La petite rivière mêle ses eaux claires aux eaux grises du grand cours d’eau des Alpes, après avoir ainsi répandu la richesse et la vie dans une gorge superbe, qui ne semblait guère se prêter à la grande industrie. Seuls, parmi les cours d’eau travailleurs, le Furens et la Durolle pourraient lui être comparées ; encore, ces deux derniers torrents n’ont pas d’usines aussi vastes. On a vu que la Fure doit sa puissance au grand bassin de Paladru ; ce beau lac, ignoré de la masse du public, joue donc un rôle considérable dans l’économie sociale du Dauphiné.

C’est à ses cours d’eau sans nombre, parfois alimentés par d’inépuisables réserves de neiges et de glaces, mais aménagés avec soin par les industriels, que cette belle province, ou plutôt le département de l’Isère, doit sa prospérité et le nombre de ses manufactures. Nous avons déjà vu[3] comment Vienne a su utiliser la Gère et Bourgoin la Bourbre. Mais Voiron avec la Morge, Vizille avec la Romanche, les bourgs du Graisivaudan avec les torrents descendue des névés de Belledonne, n’ont pas fait montre de moins d’initiative. Et bien des eaux encore peuvent être captées et accroître la richesse du pays.

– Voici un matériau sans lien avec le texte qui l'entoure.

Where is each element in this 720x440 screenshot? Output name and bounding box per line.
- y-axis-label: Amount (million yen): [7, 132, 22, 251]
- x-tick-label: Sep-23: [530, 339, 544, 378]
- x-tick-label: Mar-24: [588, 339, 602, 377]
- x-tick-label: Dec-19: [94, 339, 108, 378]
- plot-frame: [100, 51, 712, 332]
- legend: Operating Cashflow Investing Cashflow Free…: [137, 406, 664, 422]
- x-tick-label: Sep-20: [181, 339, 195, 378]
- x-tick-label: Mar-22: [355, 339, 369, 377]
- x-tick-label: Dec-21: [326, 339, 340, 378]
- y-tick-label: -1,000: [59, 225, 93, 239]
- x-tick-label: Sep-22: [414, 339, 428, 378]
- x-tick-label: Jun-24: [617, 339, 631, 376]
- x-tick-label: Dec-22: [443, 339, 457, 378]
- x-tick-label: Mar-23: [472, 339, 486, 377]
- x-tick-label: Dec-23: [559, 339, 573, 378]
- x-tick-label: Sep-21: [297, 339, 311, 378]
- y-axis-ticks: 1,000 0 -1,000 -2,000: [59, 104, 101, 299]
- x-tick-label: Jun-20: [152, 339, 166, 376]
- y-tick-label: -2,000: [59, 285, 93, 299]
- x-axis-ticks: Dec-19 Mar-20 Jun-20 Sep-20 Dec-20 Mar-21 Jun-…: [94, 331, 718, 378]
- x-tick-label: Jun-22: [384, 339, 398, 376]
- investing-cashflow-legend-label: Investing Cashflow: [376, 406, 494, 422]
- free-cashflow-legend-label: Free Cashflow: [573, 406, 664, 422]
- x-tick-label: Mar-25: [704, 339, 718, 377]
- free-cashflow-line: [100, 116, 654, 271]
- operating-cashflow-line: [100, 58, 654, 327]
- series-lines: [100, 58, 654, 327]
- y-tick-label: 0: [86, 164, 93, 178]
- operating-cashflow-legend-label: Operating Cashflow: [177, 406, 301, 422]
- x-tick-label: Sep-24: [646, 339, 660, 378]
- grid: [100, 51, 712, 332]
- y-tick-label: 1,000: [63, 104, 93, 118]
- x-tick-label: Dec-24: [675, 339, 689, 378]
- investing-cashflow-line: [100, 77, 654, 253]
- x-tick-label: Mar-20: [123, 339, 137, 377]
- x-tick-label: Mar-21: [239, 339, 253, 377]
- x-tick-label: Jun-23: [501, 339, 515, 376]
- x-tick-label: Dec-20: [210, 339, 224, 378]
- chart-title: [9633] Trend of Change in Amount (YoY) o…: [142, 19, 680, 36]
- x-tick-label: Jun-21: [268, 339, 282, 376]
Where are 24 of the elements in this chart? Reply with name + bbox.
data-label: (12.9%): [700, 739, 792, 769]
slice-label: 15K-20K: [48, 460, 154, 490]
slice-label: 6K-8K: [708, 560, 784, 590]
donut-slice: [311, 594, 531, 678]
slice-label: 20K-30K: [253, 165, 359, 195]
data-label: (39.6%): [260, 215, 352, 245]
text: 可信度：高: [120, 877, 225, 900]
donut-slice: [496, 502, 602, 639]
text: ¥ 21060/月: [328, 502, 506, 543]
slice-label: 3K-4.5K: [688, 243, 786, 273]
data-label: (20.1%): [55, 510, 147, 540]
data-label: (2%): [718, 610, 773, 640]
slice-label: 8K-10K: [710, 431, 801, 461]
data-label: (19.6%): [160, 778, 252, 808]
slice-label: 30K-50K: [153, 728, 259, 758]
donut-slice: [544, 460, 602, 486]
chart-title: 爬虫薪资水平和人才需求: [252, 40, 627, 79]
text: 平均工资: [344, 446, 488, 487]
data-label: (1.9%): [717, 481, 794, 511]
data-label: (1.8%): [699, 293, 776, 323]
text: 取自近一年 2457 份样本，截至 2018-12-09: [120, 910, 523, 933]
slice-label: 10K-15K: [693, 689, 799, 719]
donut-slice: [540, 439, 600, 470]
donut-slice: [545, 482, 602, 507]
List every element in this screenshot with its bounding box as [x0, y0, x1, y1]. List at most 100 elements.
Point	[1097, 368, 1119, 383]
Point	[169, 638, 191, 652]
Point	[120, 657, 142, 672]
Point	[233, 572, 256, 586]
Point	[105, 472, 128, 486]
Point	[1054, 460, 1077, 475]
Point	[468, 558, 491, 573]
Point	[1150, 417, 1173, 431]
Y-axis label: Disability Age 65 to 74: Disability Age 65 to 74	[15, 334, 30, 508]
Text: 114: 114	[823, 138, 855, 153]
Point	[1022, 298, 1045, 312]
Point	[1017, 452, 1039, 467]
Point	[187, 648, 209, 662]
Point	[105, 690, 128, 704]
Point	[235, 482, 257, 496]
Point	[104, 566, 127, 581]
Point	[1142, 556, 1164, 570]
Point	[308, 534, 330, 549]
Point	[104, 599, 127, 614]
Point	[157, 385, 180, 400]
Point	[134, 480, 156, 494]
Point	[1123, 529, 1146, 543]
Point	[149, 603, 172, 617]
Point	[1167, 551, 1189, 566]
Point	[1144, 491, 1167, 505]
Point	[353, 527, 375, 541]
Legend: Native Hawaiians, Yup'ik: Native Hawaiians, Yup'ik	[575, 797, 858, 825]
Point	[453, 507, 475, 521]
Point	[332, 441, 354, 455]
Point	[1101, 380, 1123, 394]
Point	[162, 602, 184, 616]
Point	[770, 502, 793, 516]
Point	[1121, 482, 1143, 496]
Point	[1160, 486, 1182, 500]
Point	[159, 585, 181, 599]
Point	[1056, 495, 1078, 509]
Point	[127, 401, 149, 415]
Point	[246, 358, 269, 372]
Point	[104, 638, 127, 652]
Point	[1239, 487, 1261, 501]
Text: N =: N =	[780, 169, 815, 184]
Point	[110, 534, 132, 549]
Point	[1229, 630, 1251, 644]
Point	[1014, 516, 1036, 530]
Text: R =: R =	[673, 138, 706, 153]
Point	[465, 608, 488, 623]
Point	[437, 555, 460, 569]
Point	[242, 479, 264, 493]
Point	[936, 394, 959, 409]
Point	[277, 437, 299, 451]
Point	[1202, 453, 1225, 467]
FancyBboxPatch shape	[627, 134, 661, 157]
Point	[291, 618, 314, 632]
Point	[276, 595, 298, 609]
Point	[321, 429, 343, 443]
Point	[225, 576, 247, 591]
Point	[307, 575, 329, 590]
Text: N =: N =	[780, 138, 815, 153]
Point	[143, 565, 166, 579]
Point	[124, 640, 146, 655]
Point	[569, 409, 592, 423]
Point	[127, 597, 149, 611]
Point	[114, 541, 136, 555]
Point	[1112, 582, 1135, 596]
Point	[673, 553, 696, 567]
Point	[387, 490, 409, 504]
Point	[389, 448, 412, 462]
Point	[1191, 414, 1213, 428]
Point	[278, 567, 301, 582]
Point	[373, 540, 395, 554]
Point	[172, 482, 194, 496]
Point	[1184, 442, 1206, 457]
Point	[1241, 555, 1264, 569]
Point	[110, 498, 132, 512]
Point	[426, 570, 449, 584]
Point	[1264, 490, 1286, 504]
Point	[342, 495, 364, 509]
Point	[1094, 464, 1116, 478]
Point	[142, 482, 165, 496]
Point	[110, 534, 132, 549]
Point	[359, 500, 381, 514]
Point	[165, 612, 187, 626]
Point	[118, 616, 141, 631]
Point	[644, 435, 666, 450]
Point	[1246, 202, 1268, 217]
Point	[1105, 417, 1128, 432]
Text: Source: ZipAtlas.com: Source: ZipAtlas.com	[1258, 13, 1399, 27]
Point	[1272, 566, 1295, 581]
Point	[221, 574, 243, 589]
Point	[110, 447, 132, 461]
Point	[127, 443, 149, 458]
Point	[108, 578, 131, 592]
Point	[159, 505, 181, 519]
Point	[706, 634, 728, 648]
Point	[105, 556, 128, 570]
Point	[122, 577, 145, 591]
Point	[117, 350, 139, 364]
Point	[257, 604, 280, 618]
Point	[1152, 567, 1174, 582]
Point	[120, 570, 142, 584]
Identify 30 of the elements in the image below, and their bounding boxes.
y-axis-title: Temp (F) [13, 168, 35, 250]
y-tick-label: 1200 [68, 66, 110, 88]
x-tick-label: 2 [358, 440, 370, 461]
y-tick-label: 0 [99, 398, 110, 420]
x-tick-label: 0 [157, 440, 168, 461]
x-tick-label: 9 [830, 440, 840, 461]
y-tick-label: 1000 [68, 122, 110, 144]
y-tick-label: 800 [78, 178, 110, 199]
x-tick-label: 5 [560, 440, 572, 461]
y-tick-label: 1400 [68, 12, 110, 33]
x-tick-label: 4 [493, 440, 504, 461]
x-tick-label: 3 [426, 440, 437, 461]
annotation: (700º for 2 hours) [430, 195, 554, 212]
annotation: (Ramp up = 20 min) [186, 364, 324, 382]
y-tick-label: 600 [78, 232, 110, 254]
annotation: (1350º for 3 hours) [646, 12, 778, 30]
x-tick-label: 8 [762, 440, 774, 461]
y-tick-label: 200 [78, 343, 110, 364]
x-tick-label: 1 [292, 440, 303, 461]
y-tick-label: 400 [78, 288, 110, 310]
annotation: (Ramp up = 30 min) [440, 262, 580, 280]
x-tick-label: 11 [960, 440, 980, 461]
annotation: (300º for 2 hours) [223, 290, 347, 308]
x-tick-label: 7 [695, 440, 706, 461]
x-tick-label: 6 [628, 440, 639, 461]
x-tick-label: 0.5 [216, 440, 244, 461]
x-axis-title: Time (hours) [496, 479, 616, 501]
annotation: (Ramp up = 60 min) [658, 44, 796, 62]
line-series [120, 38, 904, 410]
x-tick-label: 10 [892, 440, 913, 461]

J’achève ces lignes à Tullins, avant de prendre le train qui me permettra de rentrer à Vienne. La nuit est venue, très profonde ; sur le ciel étoilé se détache en noir, très nette, l’arête régulière du Vercors. Un bruit monte de la superbe plaine plantée d’innombrables noyers, c’est l’Isère qui fuit vers le Rhône, sans grande utilité pour la navigation presque nulle, sans bénéfice pour l’industrie.

Cet énorme torrent aux eaux grises, s’il était aménagé comme la Romanche, pourrait donner par centaines de mille les chevaux-vapeur à l’industrie.

  1. Voir 2e série du Voyage en France, pages 297 et suivantes.
  2. D’après une communication faite au Congrès des sociétés savantes de 1806, le premier document qui mentionna ces forges est de 1283. Elles se multiplièrent beaucoup au quinzième et au seizième siècle. Un assez grand nombre de titres permettent de suivre là les progrès de l’industrie du fer en même temps que celle de papier. « Il n’y a d’ailleurs rien d’ailleurs rien que la fabrication des armes ait une grande importance dans une région où la métallurgie est aussi répandue. Rives était, en effet, renommée pour son acier, et les épées qu’on y trempait jouissaient d’une grande réputation. » M. Giraud, conservateur du musée de Lyon, auteur du mémoire sur ce sujet, pense que cette industrie a pu remonter jusqu’à l’époque où les sarrasins étaient maîtres du pays.
  3. 7e série du Voyage en France, chapitre sur Vienne, pages 106 et suivantes ; 8e série, chapitres sur la Hollande du Dauphiné, pages 138 et suivantes.